The reader probably needs no explanation, but essentially what BitMEX has done here is accidentally give every mailing list subscriber access to the information of every other subscriber. Users who received that e-mail can hit “reply all” and advertise.

Paul Chang, someone who writes for BitMEX, warned the public almost immediately after the e-mail storm took place. A short blog this morning reads:

“We are aware that the email we sent today includes the email addresses of others.

In this regard, we are taking action to resolve the issue immediately and are working to identify the root cause of such consequences.

We take the security of your account as our top priority and sincerely apologize for this email.”

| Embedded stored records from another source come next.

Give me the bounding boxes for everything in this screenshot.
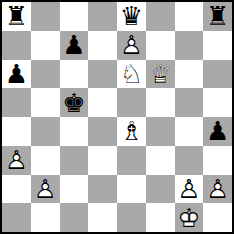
white-pawn-icon: ♙ bbox=[117, 31, 146, 60]
piece-white-queen-f6[interactable]: ♛♕ bbox=[146, 60, 175, 89]
square-d1[interactable] bbox=[88, 203, 117, 232]
piece-black-rook-a8[interactable]: ♜ bbox=[2, 2, 31, 31]
square-g7[interactable] bbox=[175, 31, 204, 60]
square-h2[interactable]: ♟♙ bbox=[203, 175, 232, 204]
square-h3[interactable] bbox=[203, 146, 232, 175]
square-c3[interactable] bbox=[60, 146, 89, 175]
square-d8[interactable] bbox=[88, 2, 117, 31]
square-g3[interactable] bbox=[175, 146, 204, 175]
black-pawn-icon: ♟ bbox=[203, 117, 232, 146]
square-g1[interactable]: ♚♔ bbox=[175, 203, 204, 232]
square-f5[interactable] bbox=[146, 88, 175, 117]
square-h1[interactable] bbox=[203, 203, 232, 232]
square-e4[interactable]: ♝♗ bbox=[117, 117, 146, 146]
square-d2[interactable] bbox=[88, 175, 117, 204]
square-b4[interactable] bbox=[31, 117, 60, 146]
square-c7[interactable]: ♟ bbox=[60, 31, 89, 60]
white-pawn-icon: ♙ bbox=[31, 175, 60, 204]
square-f6[interactable]: ♛♕ bbox=[146, 60, 175, 89]
square-b1[interactable] bbox=[31, 203, 60, 232]
square-f3[interactable] bbox=[146, 146, 175, 175]
square-g2[interactable]: ♟♙ bbox=[175, 175, 204, 204]
square-f2[interactable] bbox=[146, 175, 175, 204]
piece-white-pawn-b2[interactable]: ♟♙ bbox=[31, 175, 60, 204]
piece-black-king-c5[interactable]: ♚ bbox=[60, 88, 89, 117]
black-queen-icon: ♛ bbox=[117, 2, 146, 31]
square-f4[interactable] bbox=[146, 117, 175, 146]
square-e3[interactable] bbox=[117, 146, 146, 175]
white-king-icon: ♔ bbox=[175, 203, 204, 232]
square-e7[interactable]: ♟♙ bbox=[117, 31, 146, 60]
black-pawn-icon: ♟ bbox=[60, 31, 89, 60]
square-a6[interactable]: ♟ bbox=[2, 60, 31, 89]
piece-white-pawn-h2[interactable]: ♟♙ bbox=[203, 175, 232, 204]
piece-white-knight-e6[interactable]: ♞♘ bbox=[117, 60, 146, 89]
square-g8[interactable] bbox=[175, 2, 204, 31]
square-c4[interactable] bbox=[60, 117, 89, 146]
square-a3[interactable]: ♟♙ bbox=[2, 146, 31, 175]
square-f8[interactable] bbox=[146, 2, 175, 31]
square-a1[interactable] bbox=[2, 203, 31, 232]
white-pawn-icon: ♙ bbox=[203, 175, 232, 204]
square-e8[interactable]: ♛ bbox=[117, 2, 146, 31]
piece-black-queen-e8[interactable]: ♛ bbox=[117, 2, 146, 31]
black-king-icon: ♚ bbox=[60, 88, 89, 117]
piece-white-king-g1[interactable]: ♚♔ bbox=[175, 203, 204, 232]
square-h4[interactable]: ♟ bbox=[203, 117, 232, 146]
square-e2[interactable] bbox=[117, 175, 146, 204]
square-g6[interactable] bbox=[175, 60, 204, 89]
square-d5[interactable] bbox=[88, 88, 117, 117]
piece-black-rook-h8[interactable]: ♜ bbox=[203, 2, 232, 31]
square-d7[interactable] bbox=[88, 31, 117, 60]
square-c5[interactable]: ♚ bbox=[60, 88, 89, 117]
square-c2[interactable] bbox=[60, 175, 89, 204]
square-b3[interactable] bbox=[31, 146, 60, 175]
square-c1[interactable] bbox=[60, 203, 89, 232]
piece-black-pawn-a6[interactable]: ♟ bbox=[2, 60, 31, 89]
square-h5[interactable] bbox=[203, 88, 232, 117]
piece-white-pawn-a3[interactable]: ♟♙ bbox=[2, 146, 31, 175]
piece-black-pawn-c7[interactable]: ♟ bbox=[60, 31, 89, 60]
black-pawn-icon: ♟ bbox=[2, 60, 31, 89]
square-b5[interactable] bbox=[31, 88, 60, 117]
square-a4[interactable] bbox=[2, 117, 31, 146]
chess-board: ♜♛♜♟♟♙♟♞♘♛♕♚♝♗♟♟♙♟♙♟♙♟♙♚♔ bbox=[0, 0, 234, 234]
square-b6[interactable] bbox=[31, 60, 60, 89]
piece-white-pawn-e7[interactable]: ♟♙ bbox=[117, 31, 146, 60]
piece-white-pawn-g2[interactable]: ♟♙ bbox=[175, 175, 204, 204]
square-e5[interactable] bbox=[117, 88, 146, 117]
square-d6[interactable] bbox=[88, 60, 117, 89]
square-f1[interactable] bbox=[146, 203, 175, 232]
white-queen-icon: ♕ bbox=[146, 60, 175, 89]
square-g4[interactable] bbox=[175, 117, 204, 146]
square-b2[interactable]: ♟♙ bbox=[31, 175, 60, 204]
square-h7[interactable] bbox=[203, 31, 232, 60]
square-b8[interactable] bbox=[31, 2, 60, 31]
square-a2[interactable] bbox=[2, 175, 31, 204]
square-c8[interactable] bbox=[60, 2, 89, 31]
piece-black-pawn-h4[interactable]: ♟ bbox=[203, 117, 232, 146]
black-rook-icon: ♜ bbox=[203, 2, 232, 31]
square-f7[interactable] bbox=[146, 31, 175, 60]
white-bishop-icon: ♗ bbox=[117, 117, 146, 146]
black-rook-icon: ♜ bbox=[2, 2, 31, 31]
square-g5[interactable] bbox=[175, 88, 204, 117]
square-b7[interactable] bbox=[31, 31, 60, 60]
white-pawn-icon: ♙ bbox=[175, 175, 204, 204]
square-d3[interactable] bbox=[88, 146, 117, 175]
square-d4[interactable] bbox=[88, 117, 117, 146]
piece-white-bishop-e4[interactable]: ♝♗ bbox=[117, 117, 146, 146]
square-h8[interactable]: ♜ bbox=[203, 2, 232, 31]
square-c6[interactable] bbox=[60, 60, 89, 89]
square-e6[interactable]: ♞♘ bbox=[117, 60, 146, 89]
square-a5[interactable] bbox=[2, 88, 31, 117]
white-pawn-icon: ♙ bbox=[2, 146, 31, 175]
square-a8[interactable]: ♜ bbox=[2, 2, 31, 31]
square-e1[interactable] bbox=[117, 203, 146, 232]
square-a7[interactable] bbox=[2, 31, 31, 60]
white-knight-icon: ♘ bbox=[117, 60, 146, 89]
chess-diagram: ♜♛♜♟♟♙♟♞♘♛♕♚♝♗♟♟♙♟♙♟♙♟♙♚♔ bbox=[0, 0, 234, 234]
square-h6[interactable] bbox=[203, 60, 232, 89]
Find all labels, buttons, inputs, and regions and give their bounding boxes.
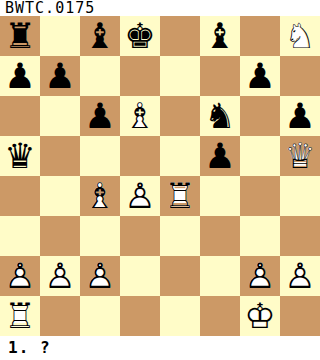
square-c2[interactable]: ♟♙ [80, 256, 120, 296]
piece-white-pawn: ♙ [240, 256, 280, 296]
square-d3[interactable] [120, 216, 160, 256]
square-e4[interactable]: ♜♖ [160, 176, 200, 216]
square-d2[interactable] [120, 256, 160, 296]
piece-white-pawn: ♙ [0, 256, 40, 296]
square-d1[interactable] [120, 296, 160, 336]
piece-black-queen: ♛ [0, 136, 40, 176]
piece-white-pawn-fill: ♟ [240, 256, 280, 296]
square-a6[interactable] [0, 96, 40, 136]
square-d4[interactable]: ♟♙ [120, 176, 160, 216]
square-e6[interactable] [160, 96, 200, 136]
square-a4[interactable] [0, 176, 40, 216]
piece-white-pawn: ♙ [40, 256, 80, 296]
square-c3[interactable] [80, 216, 120, 256]
piece-white-pawn-fill: ♟ [80, 256, 120, 296]
square-b8[interactable] [40, 16, 80, 56]
square-b6[interactable] [40, 96, 80, 136]
square-e3[interactable] [160, 216, 200, 256]
square-h6[interactable]: ♟ [280, 96, 320, 136]
square-a8[interactable]: ♜ [0, 16, 40, 56]
square-h1[interactable] [280, 296, 320, 336]
square-g7[interactable]: ♟ [240, 56, 280, 96]
square-e8[interactable] [160, 16, 200, 56]
square-d8[interactable]: ♚ [120, 16, 160, 56]
square-e7[interactable] [160, 56, 200, 96]
piece-black-bishop: ♝ [80, 16, 120, 56]
piece-white-rook-fill: ♜ [0, 296, 40, 336]
chess-board: ♜♝♚♝♞♘♟♟♟♟♝♗♞♟♛♟♛♕♝♗♟♙♜♖♟♙♟♙♟♙♟♙♟♙♜♖♚♔ [0, 16, 320, 336]
square-b4[interactable] [40, 176, 80, 216]
square-h8[interactable]: ♞♘ [280, 16, 320, 56]
square-d5[interactable] [120, 136, 160, 176]
piece-white-pawn: ♙ [120, 176, 160, 216]
piece-white-bishop: ♗ [120, 96, 160, 136]
piece-black-knight: ♞ [200, 96, 240, 136]
square-f7[interactable] [200, 56, 240, 96]
piece-white-queen-fill: ♛ [280, 136, 320, 176]
square-h5[interactable]: ♛♕ [280, 136, 320, 176]
square-b3[interactable] [40, 216, 80, 256]
piece-black-rook: ♜ [0, 16, 40, 56]
square-c1[interactable] [80, 296, 120, 336]
square-g4[interactable] [240, 176, 280, 216]
square-f4[interactable] [200, 176, 240, 216]
square-g3[interactable] [240, 216, 280, 256]
piece-white-king: ♔ [240, 296, 280, 336]
piece-black-pawn: ♟ [280, 96, 320, 136]
square-g5[interactable] [240, 136, 280, 176]
piece-white-bishop: ♗ [80, 176, 120, 216]
piece-white-pawn: ♙ [280, 256, 320, 296]
square-a3[interactable] [0, 216, 40, 256]
piece-white-knight-fill: ♞ [280, 16, 320, 56]
square-c8[interactable]: ♝ [80, 16, 120, 56]
square-e1[interactable] [160, 296, 200, 336]
square-f1[interactable] [200, 296, 240, 336]
piece-white-bishop-fill: ♝ [80, 176, 120, 216]
square-a7[interactable]: ♟ [0, 56, 40, 96]
square-b5[interactable] [40, 136, 80, 176]
square-c7[interactable] [80, 56, 120, 96]
piece-white-bishop-fill: ♝ [120, 96, 160, 136]
piece-white-knight: ♘ [280, 16, 320, 56]
square-h3[interactable] [280, 216, 320, 256]
square-d7[interactable] [120, 56, 160, 96]
move-prompt: 1. ? [0, 336, 320, 360]
square-h7[interactable] [280, 56, 320, 96]
square-e2[interactable] [160, 256, 200, 296]
square-f3[interactable] [200, 216, 240, 256]
piece-white-pawn-fill: ♟ [40, 256, 80, 296]
piece-white-king-fill: ♚ [240, 296, 280, 336]
piece-white-pawn-fill: ♟ [120, 176, 160, 216]
square-h4[interactable] [280, 176, 320, 216]
chess-diagram-window: BWTC.0175 ♜♝♚♝♞♘♟♟♟♟♝♗♞♟♛♟♛♕♝♗♟♙♜♖♟♙♟♙♟♙… [0, 0, 320, 360]
square-g6[interactable] [240, 96, 280, 136]
piece-black-pawn: ♟ [80, 96, 120, 136]
square-b1[interactable] [40, 296, 80, 336]
square-g2[interactable]: ♟♙ [240, 256, 280, 296]
square-c5[interactable] [80, 136, 120, 176]
square-a2[interactable]: ♟♙ [0, 256, 40, 296]
piece-white-rook: ♖ [160, 176, 200, 216]
square-g8[interactable] [240, 16, 280, 56]
square-b2[interactable]: ♟♙ [40, 256, 80, 296]
piece-white-pawn: ♙ [80, 256, 120, 296]
square-f5[interactable]: ♟ [200, 136, 240, 176]
piece-black-pawn: ♟ [0, 56, 40, 96]
piece-white-pawn-fill: ♟ [0, 256, 40, 296]
square-b7[interactable]: ♟ [40, 56, 80, 96]
piece-white-rook: ♖ [0, 296, 40, 336]
piece-white-queen: ♕ [280, 136, 320, 176]
piece-black-pawn: ♟ [40, 56, 80, 96]
piece-black-pawn: ♟ [200, 136, 240, 176]
piece-white-pawn-fill: ♟ [280, 256, 320, 296]
square-h2[interactable]: ♟♙ [280, 256, 320, 296]
square-f6[interactable]: ♞ [200, 96, 240, 136]
square-g1[interactable]: ♚♔ [240, 296, 280, 336]
piece-white-rook-fill: ♜ [160, 176, 200, 216]
square-c6[interactable]: ♟ [80, 96, 120, 136]
piece-black-king: ♚ [120, 16, 160, 56]
piece-black-bishop: ♝ [200, 16, 240, 56]
square-c4[interactable]: ♝♗ [80, 176, 120, 216]
square-e5[interactable] [160, 136, 200, 176]
puzzle-id-header: BWTC.0175 [0, 0, 320, 16]
square-d6[interactable]: ♝♗ [120, 96, 160, 136]
square-a1[interactable]: ♜♖ [0, 296, 40, 336]
square-a5[interactable]: ♛ [0, 136, 40, 176]
square-f8[interactable]: ♝ [200, 16, 240, 56]
piece-black-pawn: ♟ [240, 56, 280, 96]
square-f2[interactable] [200, 256, 240, 296]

Not long later, a full explanation surfaced on the same blog.

Phishers Find Goldmine Off the Coast of BitMEX

More concerning than the obvious organic spam that will grow out of this debacle, from a security perspective, is the prospect of more clever phishing attempts.

Phishing is the process of pretending to act in an official capacity in order to victimize someone, usually with a financial incentive. An example is when someone allegedly calls you from Microsoft Tech Support and walks you through installing viruses on your system.

Users of digital financial products are constantly the subject of phishing attacks, and now those who conduct them can be sure they’re barking up the right tree.

BitMEX Says “SAFU”

When Binance was hacked for 7,000 BTC earlier this year, users lost absolutely nothing. The reason? The exchange has a “SAFU” policy in place, which stands for “Secure Access Fund for Users.”

Binance sets aside some of its profits in order to ensure that, in the event the exchange loses money, user accounts can quickly be made whole.

Crypto Twitter is obviously having a field day with the “BitMEX hack.”

BitMEX responds by stressing that it hasn’t actually been hacked, just exposed.

BitMEX CEO Arthur Hayes was epically trolled by crypto comedy site Coin Jazeera earlier this year.